On Friday, August 27, 2010, a practical example of this occurred at the St. Kizito Catholic Church in Paynesville during the funeral of the brother of the President of the Liberia National Red Cross, when a former senior government official and someone considered and sometimes referred to as the daughter of the President walked out of the funeral service (from her back seat at the main entrance of the church).

She had decided on this action in protest to the arrival of former Head of State Charles Gyude Bryant and former LPRC Managing Director Harry Greaves at the funeral service of the late Edwin Hamilton Leigh for reasons known to her.
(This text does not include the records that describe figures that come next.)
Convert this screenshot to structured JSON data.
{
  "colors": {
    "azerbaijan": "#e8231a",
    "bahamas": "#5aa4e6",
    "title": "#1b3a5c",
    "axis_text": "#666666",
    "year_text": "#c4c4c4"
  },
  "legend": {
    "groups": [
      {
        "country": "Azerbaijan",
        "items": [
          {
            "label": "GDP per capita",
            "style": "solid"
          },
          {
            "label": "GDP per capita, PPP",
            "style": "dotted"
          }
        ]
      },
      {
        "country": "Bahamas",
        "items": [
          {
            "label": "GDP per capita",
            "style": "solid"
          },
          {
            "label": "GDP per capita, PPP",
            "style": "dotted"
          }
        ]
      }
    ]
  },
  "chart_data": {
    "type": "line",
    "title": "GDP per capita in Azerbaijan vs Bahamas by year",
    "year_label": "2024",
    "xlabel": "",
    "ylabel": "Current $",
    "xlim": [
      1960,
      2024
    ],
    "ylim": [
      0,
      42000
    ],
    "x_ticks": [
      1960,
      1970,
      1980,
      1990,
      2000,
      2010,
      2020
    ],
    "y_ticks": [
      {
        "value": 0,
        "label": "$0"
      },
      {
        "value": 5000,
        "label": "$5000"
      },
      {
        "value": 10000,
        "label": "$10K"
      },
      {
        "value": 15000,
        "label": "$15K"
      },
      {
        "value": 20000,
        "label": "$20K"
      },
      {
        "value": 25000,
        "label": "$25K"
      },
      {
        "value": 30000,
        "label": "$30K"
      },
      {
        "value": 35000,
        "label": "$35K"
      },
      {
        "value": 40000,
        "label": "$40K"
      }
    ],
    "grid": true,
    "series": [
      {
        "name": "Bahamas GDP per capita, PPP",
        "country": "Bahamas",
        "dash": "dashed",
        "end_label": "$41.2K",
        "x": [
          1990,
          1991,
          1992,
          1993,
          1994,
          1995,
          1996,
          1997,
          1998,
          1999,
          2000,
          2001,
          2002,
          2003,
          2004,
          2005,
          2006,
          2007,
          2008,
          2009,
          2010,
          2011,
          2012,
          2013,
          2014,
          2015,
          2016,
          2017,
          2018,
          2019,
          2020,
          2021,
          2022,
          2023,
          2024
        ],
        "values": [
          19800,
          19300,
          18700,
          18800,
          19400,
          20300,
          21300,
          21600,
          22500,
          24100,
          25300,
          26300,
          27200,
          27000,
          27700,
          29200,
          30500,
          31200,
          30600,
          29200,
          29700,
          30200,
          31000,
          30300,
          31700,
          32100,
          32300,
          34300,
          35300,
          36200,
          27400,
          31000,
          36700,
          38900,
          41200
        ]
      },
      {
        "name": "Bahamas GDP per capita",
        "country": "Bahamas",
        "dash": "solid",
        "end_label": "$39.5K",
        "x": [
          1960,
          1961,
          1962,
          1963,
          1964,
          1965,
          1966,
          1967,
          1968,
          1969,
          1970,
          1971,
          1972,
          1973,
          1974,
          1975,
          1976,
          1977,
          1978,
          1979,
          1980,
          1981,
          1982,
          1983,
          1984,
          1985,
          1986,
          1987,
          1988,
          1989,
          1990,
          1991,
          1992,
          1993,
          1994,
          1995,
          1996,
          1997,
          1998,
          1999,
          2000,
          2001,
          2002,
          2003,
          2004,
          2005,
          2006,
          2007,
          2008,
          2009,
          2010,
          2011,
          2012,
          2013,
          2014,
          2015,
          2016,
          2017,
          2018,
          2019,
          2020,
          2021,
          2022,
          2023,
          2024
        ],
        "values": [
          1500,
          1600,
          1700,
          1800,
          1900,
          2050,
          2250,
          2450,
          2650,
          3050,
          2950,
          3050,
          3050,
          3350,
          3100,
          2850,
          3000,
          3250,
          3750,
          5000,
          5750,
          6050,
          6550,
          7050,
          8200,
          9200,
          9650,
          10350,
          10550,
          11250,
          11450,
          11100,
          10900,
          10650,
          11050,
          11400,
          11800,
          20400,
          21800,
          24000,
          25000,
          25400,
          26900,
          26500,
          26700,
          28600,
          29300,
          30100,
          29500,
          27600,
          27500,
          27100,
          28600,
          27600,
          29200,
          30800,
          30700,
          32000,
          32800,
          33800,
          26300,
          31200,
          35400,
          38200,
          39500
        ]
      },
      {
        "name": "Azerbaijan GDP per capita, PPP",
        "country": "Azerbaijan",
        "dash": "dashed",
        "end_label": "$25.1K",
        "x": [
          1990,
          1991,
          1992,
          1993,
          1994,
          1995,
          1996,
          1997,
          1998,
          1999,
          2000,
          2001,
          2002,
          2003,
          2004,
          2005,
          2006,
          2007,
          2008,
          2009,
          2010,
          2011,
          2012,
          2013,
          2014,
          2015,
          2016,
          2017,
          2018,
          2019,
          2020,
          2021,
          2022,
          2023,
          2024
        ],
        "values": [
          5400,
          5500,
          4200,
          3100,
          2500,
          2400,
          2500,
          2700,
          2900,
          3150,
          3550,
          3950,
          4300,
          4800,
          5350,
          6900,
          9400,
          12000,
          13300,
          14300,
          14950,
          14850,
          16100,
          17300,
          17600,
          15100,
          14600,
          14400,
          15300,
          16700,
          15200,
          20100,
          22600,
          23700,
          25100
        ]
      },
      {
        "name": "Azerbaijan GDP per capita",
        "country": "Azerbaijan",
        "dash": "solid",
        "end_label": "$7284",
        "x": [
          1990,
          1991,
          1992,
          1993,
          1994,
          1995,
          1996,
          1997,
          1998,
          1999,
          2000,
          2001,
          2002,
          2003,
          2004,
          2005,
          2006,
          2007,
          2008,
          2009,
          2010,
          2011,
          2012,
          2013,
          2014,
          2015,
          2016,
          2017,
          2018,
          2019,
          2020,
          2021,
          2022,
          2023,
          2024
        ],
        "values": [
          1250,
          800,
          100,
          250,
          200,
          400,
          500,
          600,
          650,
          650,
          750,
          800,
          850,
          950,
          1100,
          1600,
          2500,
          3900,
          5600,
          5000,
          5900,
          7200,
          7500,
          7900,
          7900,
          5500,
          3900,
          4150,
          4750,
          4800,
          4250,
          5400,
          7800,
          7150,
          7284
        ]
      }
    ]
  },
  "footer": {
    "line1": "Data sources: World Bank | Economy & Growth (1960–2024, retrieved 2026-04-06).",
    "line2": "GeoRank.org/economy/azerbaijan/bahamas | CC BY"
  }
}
Her action and perpetual exit, in view of the foregoing,  of course did not go un-notice by the congregation and mourners within that particular perimeter and others who sat far and observed her presence in the St. Kizito Catholic Church.

This is just one of the many instances of what’s happening within, around and outside of the Liberian presidency, regarding this government’s failure to achieve national reconciliation.

If such critical national issue is subjected to personal differences by those who should be assisting the country’s leadership in all aspects of our national life, then the possibility of bridging the divides in Liberia is very narrow.